[PEAK] eggs with individual .pth's
Phillip J. Eby
pje at telecommunity.com
Thu Oct 13 18:31:42 EDT 2005
At 01:18 PM 10/13/2005 -0700, Rob Cakebread wrote:
>Phillip J. Eby wrote:
>>At 02:07 PM 10/12/2005 -0700, Rob Cakebread wrote:
>>
>>>Would using individual .pth files be a problem as far as using
>>>easy_install as a query tool or breaking other features it may have?
>>
>>The impacts are:
>>1. Slower Python startup time, since Python must open and read all .pth files
>
>Thanks for the quick reply, Phillip.
No problem; I'm glad that you're contacting me to help make sure that
there's a good packaging policy for eggs.
>We did some preliminary testing and
>it wasn't much slower, but we'll do more testing.

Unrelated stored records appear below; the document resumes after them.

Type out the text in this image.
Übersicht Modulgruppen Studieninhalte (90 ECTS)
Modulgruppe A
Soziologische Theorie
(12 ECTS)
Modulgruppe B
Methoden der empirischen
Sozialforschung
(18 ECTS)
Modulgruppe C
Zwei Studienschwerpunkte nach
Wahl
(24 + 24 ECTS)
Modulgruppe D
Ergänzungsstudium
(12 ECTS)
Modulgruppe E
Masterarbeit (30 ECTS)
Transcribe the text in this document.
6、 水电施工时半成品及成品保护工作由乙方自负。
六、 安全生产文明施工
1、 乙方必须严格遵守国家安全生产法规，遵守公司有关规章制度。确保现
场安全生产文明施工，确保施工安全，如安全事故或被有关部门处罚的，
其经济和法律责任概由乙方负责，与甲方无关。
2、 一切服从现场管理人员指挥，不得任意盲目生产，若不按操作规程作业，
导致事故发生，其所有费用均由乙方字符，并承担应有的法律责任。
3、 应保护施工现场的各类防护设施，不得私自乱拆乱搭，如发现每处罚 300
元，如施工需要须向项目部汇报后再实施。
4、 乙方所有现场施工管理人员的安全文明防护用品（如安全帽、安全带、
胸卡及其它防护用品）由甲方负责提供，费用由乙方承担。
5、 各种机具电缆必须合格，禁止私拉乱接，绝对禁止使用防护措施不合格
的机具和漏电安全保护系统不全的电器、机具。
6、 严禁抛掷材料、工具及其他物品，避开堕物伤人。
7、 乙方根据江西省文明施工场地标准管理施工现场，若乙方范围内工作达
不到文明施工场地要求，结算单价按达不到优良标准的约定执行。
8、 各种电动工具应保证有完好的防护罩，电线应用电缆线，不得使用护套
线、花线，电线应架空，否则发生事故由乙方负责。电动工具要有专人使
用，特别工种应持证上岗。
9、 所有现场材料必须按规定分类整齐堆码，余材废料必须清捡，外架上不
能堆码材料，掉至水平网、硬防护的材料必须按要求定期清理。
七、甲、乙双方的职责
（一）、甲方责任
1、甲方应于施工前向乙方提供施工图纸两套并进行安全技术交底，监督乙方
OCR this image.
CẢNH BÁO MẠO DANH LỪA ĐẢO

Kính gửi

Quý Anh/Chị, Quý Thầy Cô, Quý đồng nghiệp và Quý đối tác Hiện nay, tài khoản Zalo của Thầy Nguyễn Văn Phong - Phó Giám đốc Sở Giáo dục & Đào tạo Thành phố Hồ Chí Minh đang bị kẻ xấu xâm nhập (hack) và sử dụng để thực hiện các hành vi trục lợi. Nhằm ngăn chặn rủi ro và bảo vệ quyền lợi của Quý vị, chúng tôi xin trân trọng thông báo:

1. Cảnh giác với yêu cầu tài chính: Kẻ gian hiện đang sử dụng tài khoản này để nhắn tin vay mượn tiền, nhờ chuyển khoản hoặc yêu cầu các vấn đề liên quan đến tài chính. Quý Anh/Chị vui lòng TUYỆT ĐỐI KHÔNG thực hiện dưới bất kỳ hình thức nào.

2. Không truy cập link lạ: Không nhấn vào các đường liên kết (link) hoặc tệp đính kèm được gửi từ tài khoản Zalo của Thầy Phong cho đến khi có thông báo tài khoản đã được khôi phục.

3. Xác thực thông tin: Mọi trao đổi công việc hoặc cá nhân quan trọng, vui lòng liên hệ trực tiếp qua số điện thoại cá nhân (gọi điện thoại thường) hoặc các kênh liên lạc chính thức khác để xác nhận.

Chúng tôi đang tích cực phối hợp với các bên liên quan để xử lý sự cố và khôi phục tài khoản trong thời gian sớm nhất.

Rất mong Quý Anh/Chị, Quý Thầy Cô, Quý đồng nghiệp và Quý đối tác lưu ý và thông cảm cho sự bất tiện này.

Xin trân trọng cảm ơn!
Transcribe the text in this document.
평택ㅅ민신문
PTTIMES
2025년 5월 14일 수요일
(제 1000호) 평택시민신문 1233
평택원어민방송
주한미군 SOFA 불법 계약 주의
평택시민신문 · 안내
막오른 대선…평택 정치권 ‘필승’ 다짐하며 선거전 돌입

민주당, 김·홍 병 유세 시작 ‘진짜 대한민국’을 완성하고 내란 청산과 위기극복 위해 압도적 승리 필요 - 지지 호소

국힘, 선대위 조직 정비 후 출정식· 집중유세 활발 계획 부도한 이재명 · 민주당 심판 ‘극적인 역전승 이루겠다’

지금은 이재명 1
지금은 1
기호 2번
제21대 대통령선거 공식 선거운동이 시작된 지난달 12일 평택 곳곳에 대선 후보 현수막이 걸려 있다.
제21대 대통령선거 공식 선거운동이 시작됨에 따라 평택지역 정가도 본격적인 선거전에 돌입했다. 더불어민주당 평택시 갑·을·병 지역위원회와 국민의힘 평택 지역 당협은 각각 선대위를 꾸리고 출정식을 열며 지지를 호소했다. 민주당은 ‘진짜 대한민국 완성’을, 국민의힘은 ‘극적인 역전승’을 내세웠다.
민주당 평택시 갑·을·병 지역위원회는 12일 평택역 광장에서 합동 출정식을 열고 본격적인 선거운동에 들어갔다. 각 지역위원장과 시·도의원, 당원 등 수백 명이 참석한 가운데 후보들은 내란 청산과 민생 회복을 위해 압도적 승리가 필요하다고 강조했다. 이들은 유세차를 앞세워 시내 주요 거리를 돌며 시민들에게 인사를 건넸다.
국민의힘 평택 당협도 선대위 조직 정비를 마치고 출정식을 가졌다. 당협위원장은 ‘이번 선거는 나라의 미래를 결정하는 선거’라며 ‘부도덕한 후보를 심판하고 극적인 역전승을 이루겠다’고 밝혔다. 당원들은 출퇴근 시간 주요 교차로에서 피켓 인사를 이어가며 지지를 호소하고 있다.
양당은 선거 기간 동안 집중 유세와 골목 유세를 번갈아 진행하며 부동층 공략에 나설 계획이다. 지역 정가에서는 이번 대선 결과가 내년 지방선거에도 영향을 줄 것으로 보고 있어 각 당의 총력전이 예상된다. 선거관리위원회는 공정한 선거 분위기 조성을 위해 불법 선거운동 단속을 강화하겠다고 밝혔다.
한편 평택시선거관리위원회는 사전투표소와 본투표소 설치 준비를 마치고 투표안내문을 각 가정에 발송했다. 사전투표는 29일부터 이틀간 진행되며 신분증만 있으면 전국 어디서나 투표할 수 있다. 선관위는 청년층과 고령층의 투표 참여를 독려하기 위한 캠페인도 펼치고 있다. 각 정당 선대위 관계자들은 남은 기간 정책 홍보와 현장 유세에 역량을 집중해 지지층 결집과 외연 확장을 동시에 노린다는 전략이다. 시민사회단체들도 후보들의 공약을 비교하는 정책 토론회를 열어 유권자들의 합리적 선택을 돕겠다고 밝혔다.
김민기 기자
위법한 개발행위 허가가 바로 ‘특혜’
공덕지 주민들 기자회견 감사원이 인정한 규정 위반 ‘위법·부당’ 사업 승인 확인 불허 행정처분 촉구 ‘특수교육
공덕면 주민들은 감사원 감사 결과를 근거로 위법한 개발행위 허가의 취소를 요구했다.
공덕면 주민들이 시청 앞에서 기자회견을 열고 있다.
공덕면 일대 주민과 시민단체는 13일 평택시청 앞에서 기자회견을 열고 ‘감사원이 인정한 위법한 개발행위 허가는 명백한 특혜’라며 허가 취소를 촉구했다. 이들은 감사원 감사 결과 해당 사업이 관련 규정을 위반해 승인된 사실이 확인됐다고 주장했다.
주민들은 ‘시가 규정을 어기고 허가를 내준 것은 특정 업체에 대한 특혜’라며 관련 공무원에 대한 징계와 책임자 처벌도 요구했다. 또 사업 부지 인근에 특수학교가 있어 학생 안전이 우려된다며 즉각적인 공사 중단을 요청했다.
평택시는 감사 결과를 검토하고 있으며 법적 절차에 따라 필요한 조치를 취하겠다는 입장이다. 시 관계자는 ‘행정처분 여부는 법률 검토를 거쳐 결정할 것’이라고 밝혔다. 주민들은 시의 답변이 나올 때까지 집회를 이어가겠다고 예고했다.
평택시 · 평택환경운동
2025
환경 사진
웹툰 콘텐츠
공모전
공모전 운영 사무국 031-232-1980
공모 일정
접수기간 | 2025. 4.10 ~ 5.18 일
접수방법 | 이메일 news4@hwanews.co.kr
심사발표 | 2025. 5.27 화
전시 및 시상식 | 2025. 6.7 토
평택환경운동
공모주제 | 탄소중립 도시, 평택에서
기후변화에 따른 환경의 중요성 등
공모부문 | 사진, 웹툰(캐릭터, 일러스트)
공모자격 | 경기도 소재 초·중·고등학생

Keep in mind that it's an extra open for *each* .pth file, so the overhead
of having say, 20 eggs installed will give you an overhead 20 times higher
than that of one.
>>2. Some packages may not be overrideable via easy-install.pth, as .pth
>>files are read alphabetically. (You could work around this by using
>>names like vendor-foopackage.pth, which would then allow easy-install.pth
>>to override them)
>
>I'm not sure what you mean here. In what situation would we want one
>.pth to override another .pth?
Well, you might not want it, but a user who's trying to install a later
version of something than what's packaged would. For example, imagine a
user who's developing the next version of the AcmeThing package, and has
the stable version also installed. By running "sudo setup.py develop" they
can update easy-install.pth to point to their under-development
version. But if the vendor .pth file is 'AcmeThing.pth', it'll be read
before 'easy-install.pth' and will thus prevent them from overriding it.
Arguably, there are other ways to do the overriding, but they're more of a
pain for the user or developer. Note too that it's not just developers
who'd have this problem: any user tracking a CVS or Subversion release of a
package would encounter the same thing.